The exam challenge is the brainchild of Bob Compton after hearing a professor at Harvard Graduate School of Education “We have nothing to learn from education systems in Third World countries, “Much less a Third World country that lacks freedom of speech.” when he viewed the Two Million Minutes video.
The exam “is a shortened and greatly simplified version of the multi-day proficiency test that every 10th grader in India must pass to go on to the 11th grade.”

Go.Read.Think.
As a part of the global community, what are our priorities? What are we willing to sacrifice to get there? What are the consequences?

3 comments ↓
Provocative thoughts. What do we do in our own “community” even as pluralistic as it is? What is our purpose in public education? Are we forming citizens or consumers? What do we see as the public good? How do we go about fostering the sort of democratic situation at which you hint? In some sense I think the video (I only looked briefly at the website) ironically touts education as training for future workers/consumers. The irony for me is I hear you saying “community” which implies for me a more local democratic self-governing citizenry (yet globally aware) and not the corrupting of such “virtues” by unfettered big business and the proliferation of which it seems we are often made to be a part. Just a few wayward thoughts.
Here is where I get overwhelmed. We expect kids to value others, to be responsible and accountable, and to value the fruits of their labor. Yet we live in a society that values “stuff and more stuff”, that produces children and then expects strangers to raise them, first in day care and then in the public school system.
They come to us wanting to hurry up and get “out” and start pursuing their own “stuff” and they want to get the most stuff for the least amount of effort possible. If they for some reason come through their educational experience, unable to obtain a lot of stuff they have no value. It seems to me that the way the educational system is set up we are living this huge lie and that most of these kids see through it from the start and know going in that there is no way they can come out and get a lot of “stuff”.

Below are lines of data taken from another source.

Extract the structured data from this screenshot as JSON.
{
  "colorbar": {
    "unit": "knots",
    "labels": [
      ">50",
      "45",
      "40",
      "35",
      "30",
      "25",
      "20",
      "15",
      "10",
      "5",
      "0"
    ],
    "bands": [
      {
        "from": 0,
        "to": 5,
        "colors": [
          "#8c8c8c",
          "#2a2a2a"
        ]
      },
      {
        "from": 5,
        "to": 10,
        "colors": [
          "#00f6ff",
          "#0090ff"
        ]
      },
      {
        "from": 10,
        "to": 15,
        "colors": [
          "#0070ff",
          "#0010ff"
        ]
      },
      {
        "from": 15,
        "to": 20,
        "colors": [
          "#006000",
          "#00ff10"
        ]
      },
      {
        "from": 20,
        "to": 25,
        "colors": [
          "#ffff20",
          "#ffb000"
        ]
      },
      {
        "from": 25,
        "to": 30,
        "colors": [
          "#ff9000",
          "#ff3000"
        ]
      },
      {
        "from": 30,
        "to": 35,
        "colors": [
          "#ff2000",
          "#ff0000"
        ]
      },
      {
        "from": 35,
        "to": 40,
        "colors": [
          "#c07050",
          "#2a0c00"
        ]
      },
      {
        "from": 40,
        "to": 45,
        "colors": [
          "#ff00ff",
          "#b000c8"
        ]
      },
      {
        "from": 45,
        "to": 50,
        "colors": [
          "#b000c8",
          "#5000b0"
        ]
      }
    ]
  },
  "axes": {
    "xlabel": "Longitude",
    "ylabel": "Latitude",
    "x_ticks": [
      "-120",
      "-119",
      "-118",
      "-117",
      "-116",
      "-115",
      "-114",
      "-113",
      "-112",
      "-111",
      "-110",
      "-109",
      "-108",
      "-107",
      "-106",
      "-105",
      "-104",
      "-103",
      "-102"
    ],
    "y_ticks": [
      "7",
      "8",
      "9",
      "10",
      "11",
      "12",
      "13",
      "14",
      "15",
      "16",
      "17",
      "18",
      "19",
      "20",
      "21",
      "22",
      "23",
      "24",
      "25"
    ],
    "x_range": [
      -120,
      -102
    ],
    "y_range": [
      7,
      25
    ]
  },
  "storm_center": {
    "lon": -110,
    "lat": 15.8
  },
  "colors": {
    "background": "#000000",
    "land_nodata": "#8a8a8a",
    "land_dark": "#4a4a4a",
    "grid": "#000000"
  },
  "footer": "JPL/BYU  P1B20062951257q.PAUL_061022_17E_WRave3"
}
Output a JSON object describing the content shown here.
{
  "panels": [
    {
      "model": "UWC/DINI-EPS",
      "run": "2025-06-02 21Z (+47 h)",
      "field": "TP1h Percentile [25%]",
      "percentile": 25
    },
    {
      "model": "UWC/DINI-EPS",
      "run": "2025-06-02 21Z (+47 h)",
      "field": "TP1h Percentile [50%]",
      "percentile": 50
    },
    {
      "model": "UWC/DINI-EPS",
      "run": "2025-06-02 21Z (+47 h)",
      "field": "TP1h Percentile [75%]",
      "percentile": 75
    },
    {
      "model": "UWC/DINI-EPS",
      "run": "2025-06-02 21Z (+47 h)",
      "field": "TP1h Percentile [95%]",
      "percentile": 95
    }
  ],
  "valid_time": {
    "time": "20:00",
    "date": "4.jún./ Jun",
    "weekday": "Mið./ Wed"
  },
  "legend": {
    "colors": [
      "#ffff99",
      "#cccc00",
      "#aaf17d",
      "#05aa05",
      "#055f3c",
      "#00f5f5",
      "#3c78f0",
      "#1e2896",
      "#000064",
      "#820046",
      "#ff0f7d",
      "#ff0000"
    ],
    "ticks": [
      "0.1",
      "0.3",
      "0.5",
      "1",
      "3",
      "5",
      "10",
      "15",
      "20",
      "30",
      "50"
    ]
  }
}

Consequently, the whole time they spend in education is of little value to them and they spend a whole lot of time being angry because they don’t feel very valuable themselves.
If you can’t pass the test and you can’t make a lot of money - you can’t be happy and what is the point?
We keep trying to perpetuate something that doesn’t even really exist.
I don’t agree with everything on that website, but it seems to me that we spend the biggest part of our time in education trying to cram everyone into the same shape holes and in the process we lose individuality, creativity, and hope and without those then there is no drive to move ahead.
How many minutes do we have if we live to be 65 years old?
What do you remember the most about high school? Were there some defining moments when something you learned turned on a light in your head and stuck with you to this day?
Do we give our kids any of those kind of moments? I know this all sounds very negative but it is how I feel. We don’t tell them that we want them to do well because they might be the one to find a cure for cancer, or a way to increase food production in some country where people are starving (which according to some could be this one eventually) or write a book that will have a profound effect on someone. We tell them we want them to do well so they can get out of school and make lots of money to have lots of stuff.
aaarg - now I’m depressed. I may have to go shopping and get some stuff!
I agree. It all becomes quite depressing. I think part of the problem is that the voracious modern market (the stuff producer) has eaten up our “social institution” called public education. This deserves a sit down talk at some point!